Major waterline breaks are repaired immediately, while breaks producing less than an estimated 10 gallons per minute are repaired within 48 hours after discovery.

In-house crews also perform the state’s most aggressive waterline inspection and acoustic leak detection program. Crews inspect 100 percent of the system each year.

“We perform leak detection tests on 80 percent of the system in spring and then come back again in the fall to retest up to 60 percent of those lines,” Hamby says. “The program has paid big dividends. In isolated winter testing when no water is being used for irrigation, we’re typically seeing a 97 percent return flow to wastewater.”

In-house crews also perform annual flow testing on all fire hydrants and mechanically open all valves. In 2014, crews replaced most of the town’s water meters with Neptune smart meters and tested backflow prevention devices.

“It involved a lot of climbing into crawl spaces, but we’re now getting valuable information through those meters on water usage and even pinpointing reverse flow,” Hamby says.

Conservation for growth

Snowmass has already been developed to 80 percent of its final build-out, but taller condominiums and increased tourism are resulting in larger populations.

While developers are responsible for the new infrastructure, the district must meet the water and wastewater needs of new residents and businesses.

Water conservation is a critical issue for the district. Hamby must be part engineer and part diplomat as he balances the needs of the district with those of downstream users. However, water usage has been reduced considerably, from 652 million gallons annually in 2008 to just 450 million gallons today — even as the population has grown by 20 percent.

“Some of that has been the result of educating customers, and some of it is the rebuilding of some older condominiums with new buildings that include water-efficient fixtures,” says Hamby. “A lot of it was leak detection and repair. Aggressively going after even small leaks and replacing gaskets adds up.”

An advanced SCADA system helps keep the water system running smoothly. Water is largely gravity-fed from mountain streams. However, careful management of the system through several pressure zones requires only about 20 percent of potable water by volume to be pumped, reducing energy costs.

“Using radio telemetry, the SCADA system will also tell us the storage volume used in our tanks within a half percent and the tank level to within an eighth of an inch,” says Hamby.

The wastewater system is made of 60 percent PVC and 40 percent vitrified clay. As with the water pipes, sewer damage is typically the result of ground shifting and frost heaving, with roots entering through pipe cracks.

About 20 percent of the system is inspected and televised annually by in-house crews. In-house crews perform most repairs. However, outside contractors are called in to slipline larger lengths of damaged pipes with a PVC product.
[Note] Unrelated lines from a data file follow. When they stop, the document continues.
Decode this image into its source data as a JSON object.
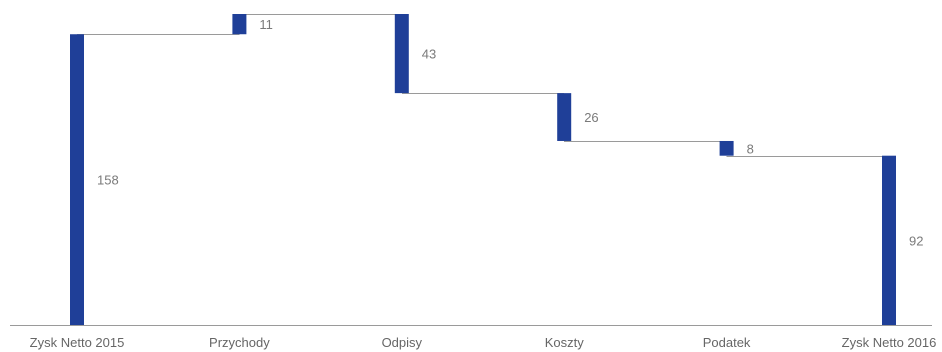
{
  "chart_data": {
    "type": "bar",
    "subtype": "waterfall",
    "title": "",
    "xlabel": "",
    "ylabel": "",
    "categories": [
      "Zysk Netto 2015",
      "Przychody",
      "Odpisy",
      "Koszty",
      "Podatek",
      "Zysk Netto 2016"
    ],
    "values": [
      158,
      11,
      -43,
      -26,
      -8,
      92
    ],
    "value_labels": [
      "158",
      "11",
      "43",
      "26",
      "8",
      "92"
    ],
    "kinds": [
      "total",
      "delta",
      "delta",
      "delta",
      "delta",
      "total"
    ],
    "ylim": [
      0,
      169
    ],
    "grid": false,
    "legend": "none",
    "colors": {
      "bar": "#1f3f98",
      "connector": "#9a9a9a",
      "axis": "#9a9a9a",
      "label": "#7a7a7a",
      "tick": "#666666"
    }
  }
}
Again, vigilance has paid off. Hamby reports that in 48-hour tests, the wastewater system has recorded virtually no leakage and operates at near 100 percent efficiency.

Balancing the system

Balancing both sewer and water systems during seasonal population swings requires a little extra attention.

“However, it doesn’t affect us as much as some people might think,” says Hamby. “If water is stored, we face the loss of some of our chlorine, so we try to turn over our stored water and keep it moving. At the wastewater treatment plant, we need people to keep using the sewer to keep the activated sludge alive.

However, we anticipate the slow periods and keep some activated sludge stored in tanks so we can feed it in during slow periods.”

As Snowmass heads into the future, Hamby reflects on the way the district has upped its game since the year 2000.

“We’re simply more aggressive about water conservation, inspection, repair and replacement,” he says. “That aggressive approach has become a permanent part of our culture.”